BATTLE OF THE CORAL SEA has squat to do with the important 1942 naval battle, which gets five minutes of mismatched stock footage at the end of the 86 minutes that comprise this 1959 wheeze. The rest of it has submariner Cliff Robertson captured by the Japanese, mildly interrogated (did they research the Japanese Army’s ‘mild’ interrogation methods?) and then making an escape with the proverbial Plans We Need To Beat ‘Em With. Second-tier director Paul Wendkos stages with little distinction, script is absurd, history gets the shaft.

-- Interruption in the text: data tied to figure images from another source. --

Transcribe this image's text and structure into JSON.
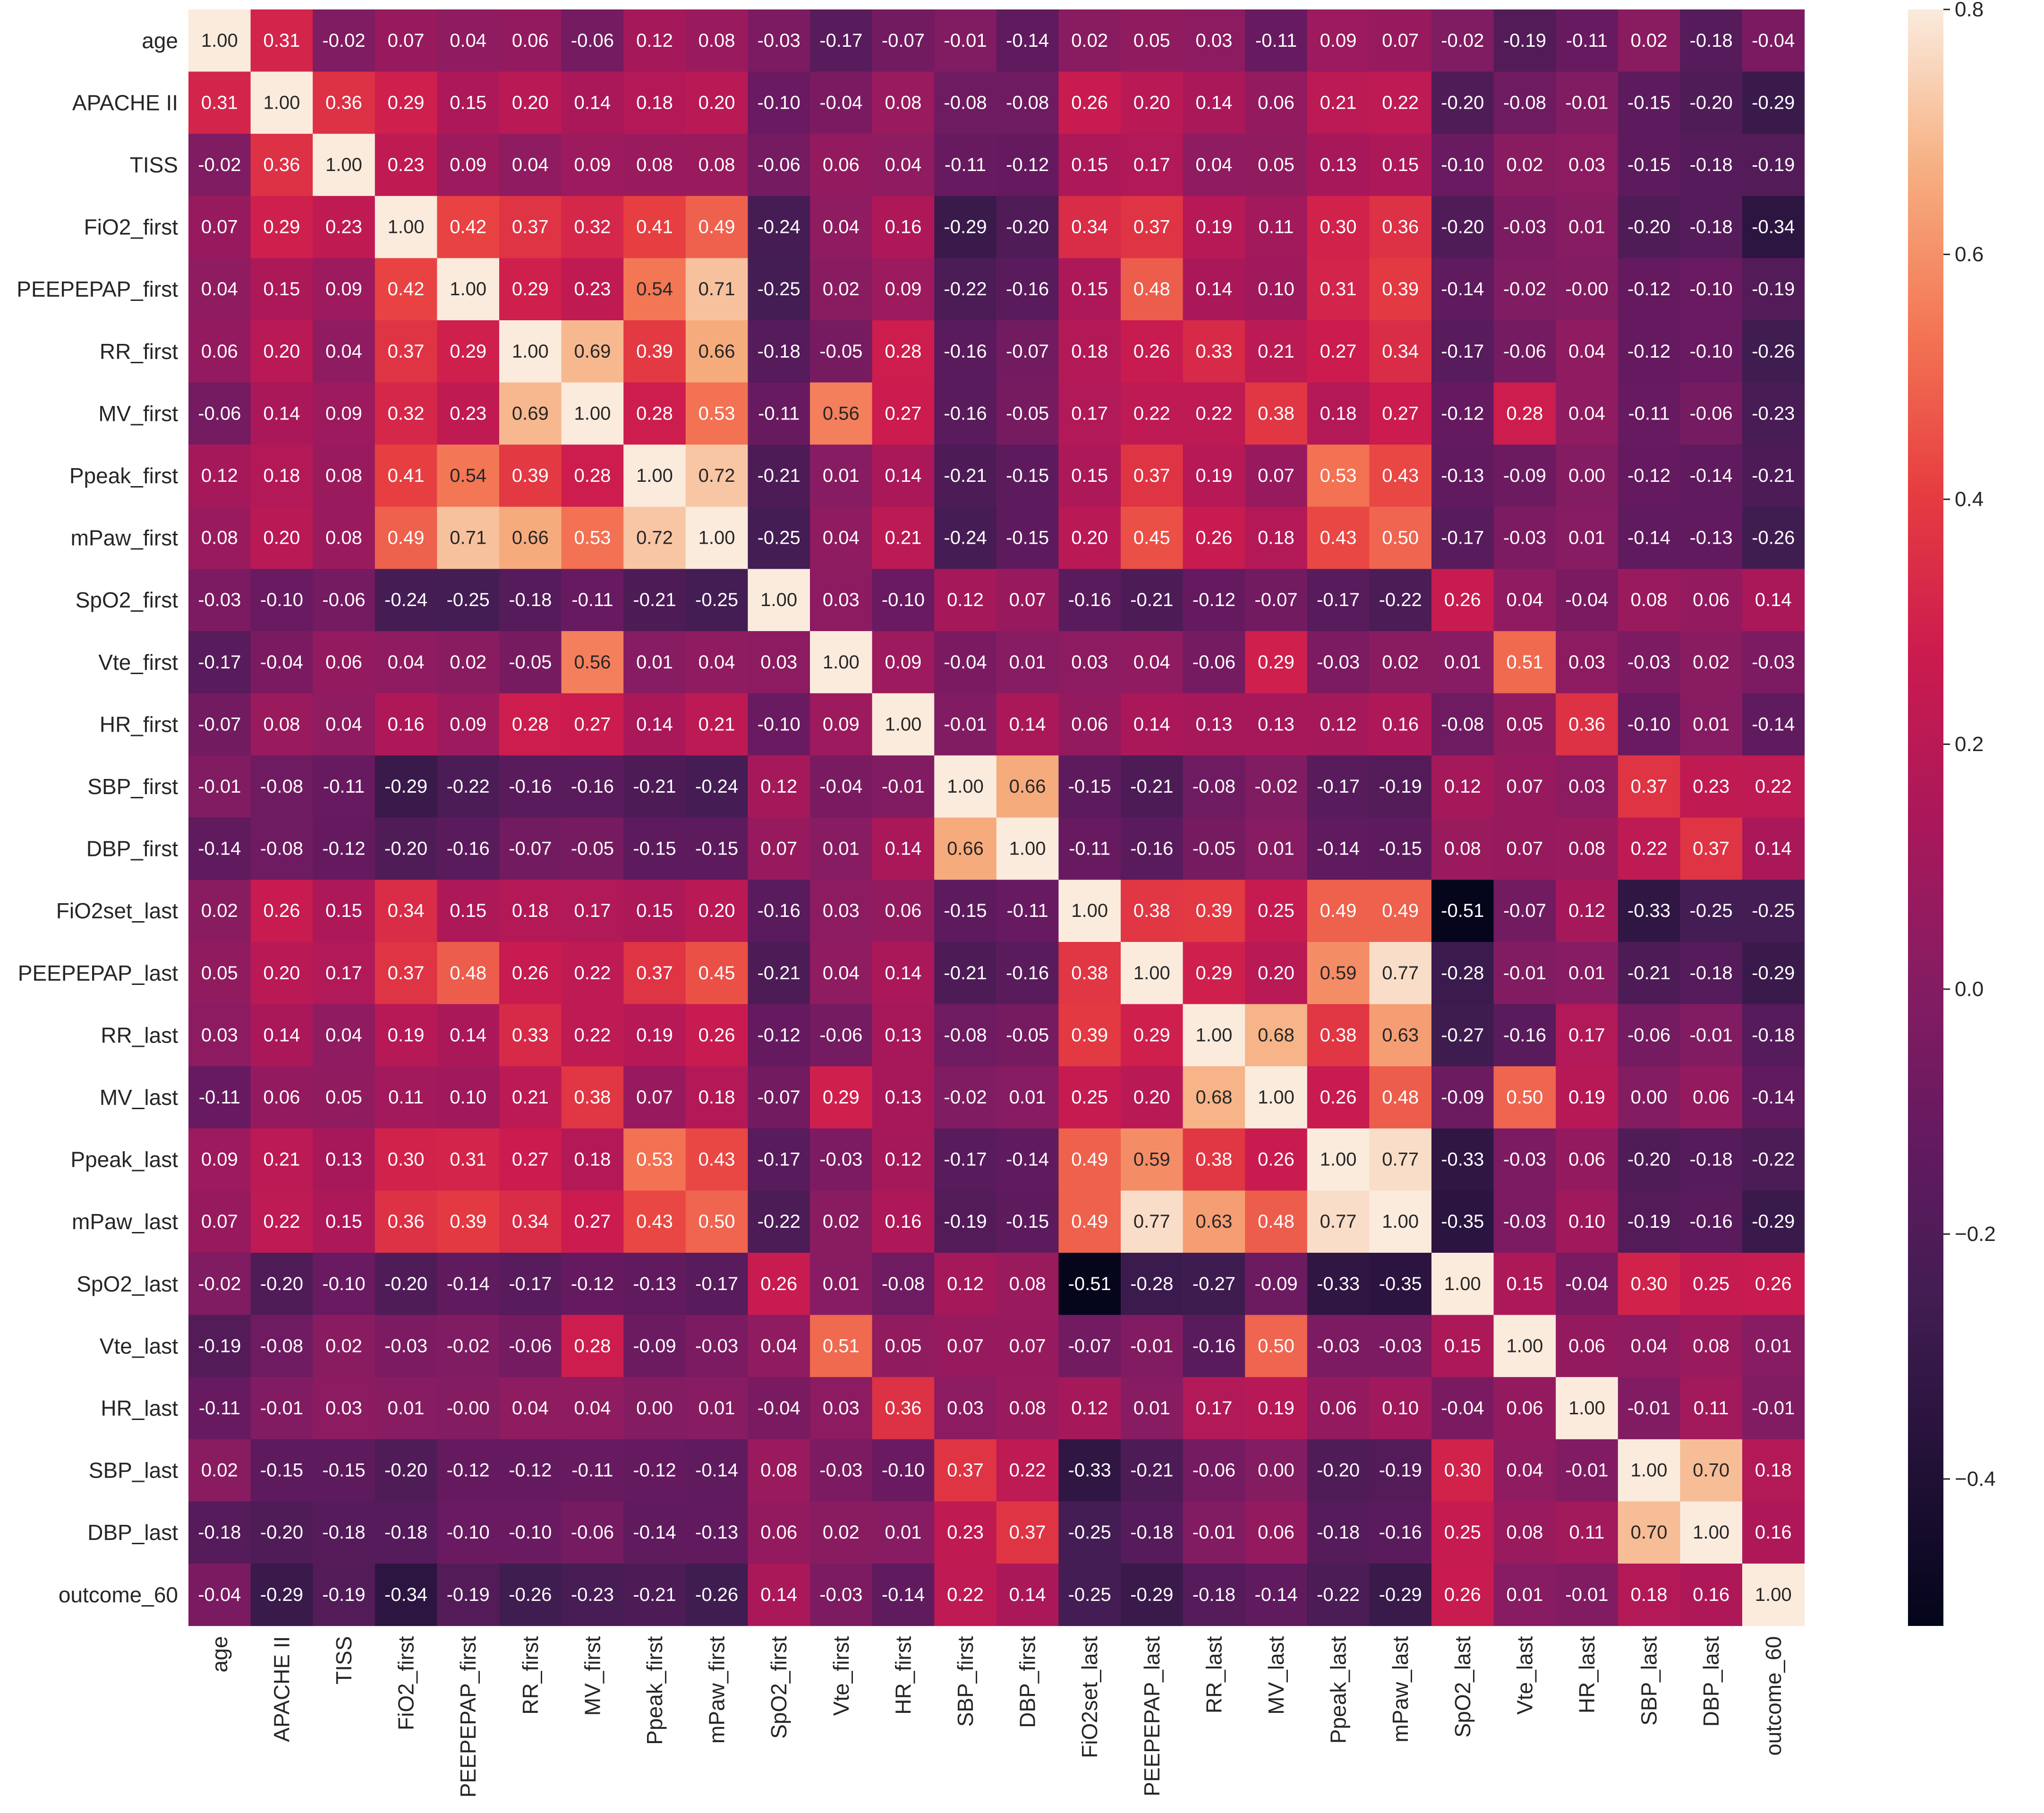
{
  "chart_data": {
    "type": "heatmap",
    "title": "",
    "xlabel": "",
    "ylabel": "",
    "grid": false,
    "legend": "colorbar-right",
    "colormap": "rocket",
    "vmin": -0.52,
    "vmax": 0.8,
    "colorbar_ticks": [
      0.8,
      0.6,
      0.4,
      0.2,
      0.0,
      -0.2,
      -0.4
    ],
    "colorbar_tick_labels": [
      "0.8",
      "0.6",
      "0.4",
      "0.2",
      "0.0",
      "−0.2",
      "−0.4"
    ],
    "labels": [
      "age",
      "APACHE II",
      "TISS",
      "FiO2_first",
      "PEEPEPAP_first",
      "RR_first",
      "MV_first",
      "Ppeak_first",
      "mPaw_first",
      "SpO2_first",
      "Vte_first",
      "HR_first",
      "SBP_first",
      "DBP_first",
      "FiO2set_last",
      "PEEPEPAP_last",
      "RR_last",
      "MV_last",
      "Ppeak_last",
      "mPaw_last",
      "SpO2_last",
      "Vte_last",
      "HR_last",
      "SBP_last",
      "DBP_last",
      "outcome_60"
    ],
    "matrix": [
      [
        "1.00",
        "0.31",
        "-0.02",
        "0.07",
        "0.04",
        "0.06",
        "-0.06",
        "0.12",
        "0.08",
        "-0.03",
        "-0.17",
        "-0.07",
        "-0.01",
        "-0.14",
        "0.02",
        "0.05",
        "0.03",
        "-0.11",
        "0.09",
        "0.07",
        "-0.02",
        "-0.19",
        "-0.11",
        "0.02",
        "-0.18",
        "-0.04"
      ],
      [
        "0.31",
        "1.00",
        "0.36",
        "0.29",
        "0.15",
        "0.20",
        "0.14",
        "0.18",
        "0.20",
        "-0.10",
        "-0.04",
        "0.08",
        "-0.08",
        "-0.08",
        "0.26",
        "0.20",
        "0.14",
        "0.06",
        "0.21",
        "0.22",
        "-0.20",
        "-0.08",
        "-0.01",
        "-0.15",
        "-0.20",
        "-0.29"
      ],
      [
        "-0.02",
        "0.36",
        "1.00",
        "0.23",
        "0.09",
        "0.04",
        "0.09",
        "0.08",
        "0.08",
        "-0.06",
        "0.06",
        "0.04",
        "-0.11",
        "-0.12",
        "0.15",
        "0.17",
        "0.04",
        "0.05",
        "0.13",
        "0.15",
        "-0.10",
        "0.02",
        "0.03",
        "-0.15",
        "-0.18",
        "-0.19"
      ],
      [
        "0.07",
        "0.29",
        "0.23",
        "1.00",
        "0.42",
        "0.37",
        "0.32",
        "0.41",
        "0.49",
        "-0.24",
        "0.04",
        "0.16",
        "-0.29",
        "-0.20",
        "0.34",
        "0.37",
        "0.19",
        "0.11",
        "0.30",
        "0.36",
        "-0.20",
        "-0.03",
        "0.01",
        "-0.20",
        "-0.18",
        "-0.34"
      ],
      [
        "0.04",
        "0.15",
        "0.09",
        "0.42",
        "1.00",
        "0.29",
        "0.23",
        "0.54",
        "0.71",
        "-0.25",
        "0.02",
        "0.09",
        "-0.22",
        "-0.16",
        "0.15",
        "0.48",
        "0.14",
        "0.10",
        "0.31",
        "0.39",
        "-0.14",
        "-0.02",
        "-0.00",
        "-0.12",
        "-0.10",
        "-0.19"
      ],
      [
        "0.06",
        "0.20",
        "0.04",
        "0.37",
        "0.29",
        "1.00",
        "0.69",
        "0.39",
        "0.66",
        "-0.18",
        "-0.05",
        "0.28",
        "-0.16",
        "-0.07",
        "0.18",
        "0.26",
        "0.33",
        "0.21",
        "0.27",
        "0.34",
        "-0.17",
        "-0.06",
        "0.04",
        "-0.12",
        "-0.10",
        "-0.26"
      ],
      [
        "-0.06",
        "0.14",
        "0.09",
        "0.32",
        "0.23",
        "0.69",
        "1.00",
        "0.28",
        "0.53",
        "-0.11",
        "0.56",
        "0.27",
        "-0.16",
        "-0.05",
        "0.17",
        "0.22",
        "0.22",
        "0.38",
        "0.18",
        "0.27",
        "-0.12",
        "0.28",
        "0.04",
        "-0.11",
        "-0.06",
        "-0.23"
      ],
      [
        "0.12",
        "0.18",
        "0.08",
        "0.41",
        "0.54",
        "0.39",
        "0.28",
        "1.00",
        "0.72",
        "-0.21",
        "0.01",
        "0.14",
        "-0.21",
        "-0.15",
        "0.15",
        "0.37",
        "0.19",
        "0.07",
        "0.53",
        "0.43",
        "-0.13",
        "-0.09",
        "0.00",
        "-0.12",
        "-0.14",
        "-0.21"
      ],
      [
        "0.08",
        "0.20",
        "0.08",
        "0.49",
        "0.71",
        "0.66",
        "0.53",
        "0.72",
        "1.00",
        "-0.25",
        "0.04",
        "0.21",
        "-0.24",
        "-0.15",
        "0.20",
        "0.45",
        "0.26",
        "0.18",
        "0.43",
        "0.50",
        "-0.17",
        "-0.03",
        "0.01",
        "-0.14",
        "-0.13",
        "-0.26"
      ],
      [
        "-0.03",
        "-0.10",
        "-0.06",
        "-0.24",
        "-0.25",
        "-0.18",
        "-0.11",
        "-0.21",
        "-0.25",
        "1.00",
        "0.03",
        "-0.10",
        "0.12",
        "0.07",
        "-0.16",
        "-0.21",
        "-0.12",
        "-0.07",
        "-0.17",
        "-0.22",
        "0.26",
        "0.04",
        "-0.04",
        "0.08",
        "0.06",
        "0.14"
      ],
      [
        "-0.17",
        "-0.04",
        "0.06",
        "0.04",
        "0.02",
        "-0.05",
        "0.56",
        "0.01",
        "0.04",
        "0.03",
        "1.00",
        "0.09",
        "-0.04",
        "0.01",
        "0.03",
        "0.04",
        "-0.06",
        "0.29",
        "-0.03",
        "0.02",
        "0.01",
        "0.51",
        "0.03",
        "-0.03",
        "0.02",
        "-0.03"
      ],
      [
        "-0.07",
        "0.08",
        "0.04",
        "0.16",
        "0.09",
        "0.28",
        "0.27",
        "0.14",
        "0.21",
        "-0.10",
        "0.09",
        "1.00",
        "-0.01",
        "0.14",
        "0.06",
        "0.14",
        "0.13",
        "0.13",
        "0.12",
        "0.16",
        "-0.08",
        "0.05",
        "0.36",
        "-0.10",
        "0.01",
        "-0.14"
      ],
      [
        "-0.01",
        "-0.08",
        "-0.11",
        "-0.29",
        "-0.22",
        "-0.16",
        "-0.16",
        "-0.21",
        "-0.24",
        "0.12",
        "-0.04",
        "-0.01",
        "1.00",
        "0.66",
        "-0.15",
        "-0.21",
        "-0.08",
        "-0.02",
        "-0.17",
        "-0.19",
        "0.12",
        "0.07",
        "0.03",
        "0.37",
        "0.23",
        "0.22"
      ],
      [
        "-0.14",
        "-0.08",
        "-0.12",
        "-0.20",
        "-0.16",
        "-0.07",
        "-0.05",
        "-0.15",
        "-0.15",
        "0.07",
        "0.01",
        "0.14",
        "0.66",
        "1.00",
        "-0.11",
        "-0.16",
        "-0.05",
        "0.01",
        "-0.14",
        "-0.15",
        "0.08",
        "0.07",
        "0.08",
        "0.22",
        "0.37",
        "0.14"
      ],
      [
        "0.02",
        "0.26",
        "0.15",
        "0.34",
        "0.15",
        "0.18",
        "0.17",
        "0.15",
        "0.20",
        "-0.16",
        "0.03",
        "0.06",
        "-0.15",
        "-0.11",
        "1.00",
        "0.38",
        "0.39",
        "0.25",
        "0.49",
        "0.49",
        "-0.51",
        "-0.07",
        "0.12",
        "-0.33",
        "-0.25",
        "-0.25"
      ],
      [
        "0.05",
        "0.20",
        "0.17",
        "0.37",
        "0.48",
        "0.26",
        "0.22",
        "0.37",
        "0.45",
        "-0.21",
        "0.04",
        "0.14",
        "-0.21",
        "-0.16",
        "0.38",
        "1.00",
        "0.29",
        "0.20",
        "0.59",
        "0.77",
        "-0.28",
        "-0.01",
        "0.01",
        "-0.21",
        "-0.18",
        "-0.29"
      ],
      [
        "0.03",
        "0.14",
        "0.04",
        "0.19",
        "0.14",
        "0.33",
        "0.22",
        "0.19",
        "0.26",
        "-0.12",
        "-0.06",
        "0.13",
        "-0.08",
        "-0.05",
        "0.39",
        "0.29",
        "1.00",
        "0.68",
        "0.38",
        "0.63",
        "-0.27",
        "-0.16",
        "0.17",
        "-0.06",
        "-0.01",
        "-0.18"
      ],
      [
        "-0.11",
        "0.06",
        "0.05",
        "0.11",
        "0.10",
        "0.21",
        "0.38",
        "0.07",
        "0.18",
        "-0.07",
        "0.29",
        "0.13",
        "-0.02",
        "0.01",
        "0.25",
        "0.20",
        "0.68",
        "1.00",
        "0.26",
        "0.48",
        "-0.09",
        "0.50",
        "0.19",
        "0.00",
        "0.06",
        "-0.14"
      ],
      [
        "0.09",
        "0.21",
        "0.13",
        "0.30",
        "0.31",
        "0.27",
        "0.18",
        "0.53",
        "0.43",
        "-0.17",
        "-0.03",
        "0.12",
        "-0.17",
        "-0.14",
        "0.49",
        "0.59",
        "0.38",
        "0.26",
        "1.00",
        "0.77",
        "-0.33",
        "-0.03",
        "0.06",
        "-0.20",
        "-0.18",
        "-0.22"
      ],
      [
        "0.07",
        "0.22",
        "0.15",
        "0.36",
        "0.39",
        "0.34",
        "0.27",
        "0.43",
        "0.50",
        "-0.22",
        "0.02",
        "0.16",
        "-0.19",
        "-0.15",
        "0.49",
        "0.77",
        "0.63",
        "0.48",
        "0.77",
        "1.00",
        "-0.35",
        "-0.03",
        "0.10",
        "-0.19",
        "-0.16",
        "-0.29"
      ],
      [
        "-0.02",
        "-0.20",
        "-0.10",
        "-0.20",
        "-0.14",
        "-0.17",
        "-0.12",
        "-0.13",
        "-0.17",
        "0.26",
        "0.01",
        "-0.08",
        "0.12",
        "0.08",
        "-0.51",
        "-0.28",
        "-0.27",
        "-0.09",
        "-0.33",
        "-0.35",
        "1.00",
        "0.15",
        "-0.04",
        "0.30",
        "0.25",
        "0.26"
      ],
      [
        "-0.19",
        "-0.08",
        "0.02",
        "-0.03",
        "-0.02",
        "-0.06",
        "0.28",
        "-0.09",
        "-0.03",
        "0.04",
        "0.51",
        "0.05",
        "0.07",
        "0.07",
        "-0.07",
        "-0.01",
        "-0.16",
        "0.50",
        "-0.03",
        "-0.03",
        "0.15",
        "1.00",
        "0.06",
        "0.04",
        "0.08",
        "0.01"
      ],
      [
        "-0.11",
        "-0.01",
        "0.03",
        "0.01",
        "-0.00",
        "0.04",
        "0.04",
        "0.00",
        "0.01",
        "-0.04",
        "0.03",
        "0.36",
        "0.03",
        "0.08",
        "0.12",
        "0.01",
        "0.17",
        "0.19",
        "0.06",
        "0.10",
        "-0.04",
        "0.06",
        "1.00",
        "-0.01",
        "0.11",
        "-0.01"
      ],
      [
        "0.02",
        "-0.15",
        "-0.15",
        "-0.20",
        "-0.12",
        "-0.12",
        "-0.11",
        "-0.12",
        "-0.14",
        "0.08",
        "-0.03",
        "-0.10",
        "0.37",
        "0.22",
        "-0.33",
        "-0.21",
        "-0.06",
        "0.00",
        "-0.20",
        "-0.19",
        "0.30",
        "0.04",
        "-0.01",
        "1.00",
        "0.70",
        "0.18"
      ],
      [
        "-0.18",
        "-0.20",
        "-0.18",
        "-0.18",
        "-0.10",
        "-0.10",
        "-0.06",
        "-0.14",
        "-0.13",
        "0.06",
        "0.02",
        "0.01",
        "0.23",
        "0.37",
        "-0.25",
        "-0.18",
        "-0.01",
        "0.06",
        "-0.18",
        "-0.16",
        "0.25",
        "0.08",
        "0.11",
        "0.70",
        "1.00",
        "0.16"
      ],
      [
        "-0.04",
        "-0.29",
        "-0.19",
        "-0.34",
        "-0.19",
        "-0.26",
        "-0.23",
        "-0.21",
        "-0.26",
        "0.14",
        "-0.03",
        "-0.14",
        "0.22",
        "0.14",
        "-0.25",
        "-0.29",
        "-0.18",
        "-0.14",
        "-0.22",
        "-0.29",
        "0.26",
        "0.01",
        "-0.01",
        "0.18",
        "0.16",
        "1.00"
      ]
    ]
  }
}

Sexy Sicilian-Irish beauty Gia Scala (playing the proverbial French planter’s daughter) is also in the POW camp, run by humane (attn. Research Dept.) Teru Shimada. With Patricia Cutts, L.Q. Jones, Gordon Jones (shot in the back after beating a guard in a wrestling match—this was a bummer to witness as a kid), Tom Laughlin (a dozen wilderness years until Billy Jack) and a 22-year-old lad named George Takei, in his feature film debut. Since he’d done uncredited voice work for both Rodan and Gigantis, The Fire Monster George was prepped for the stark realism in this tinkertoy, which came in 126th place for the year with a gross amounting to $900,000.
Robertson had just pulled Pacific duty in The Naked And The Dead and would later re-enlist for Too Late The Hero and Midway. Shimada-san would later be tasked to “Kill Bond! NOW!” in You Only Live Twice: he would fail. Poor Gia Scala had a raft of personal problems and would die under mysterious circumstances in 1972, just 38.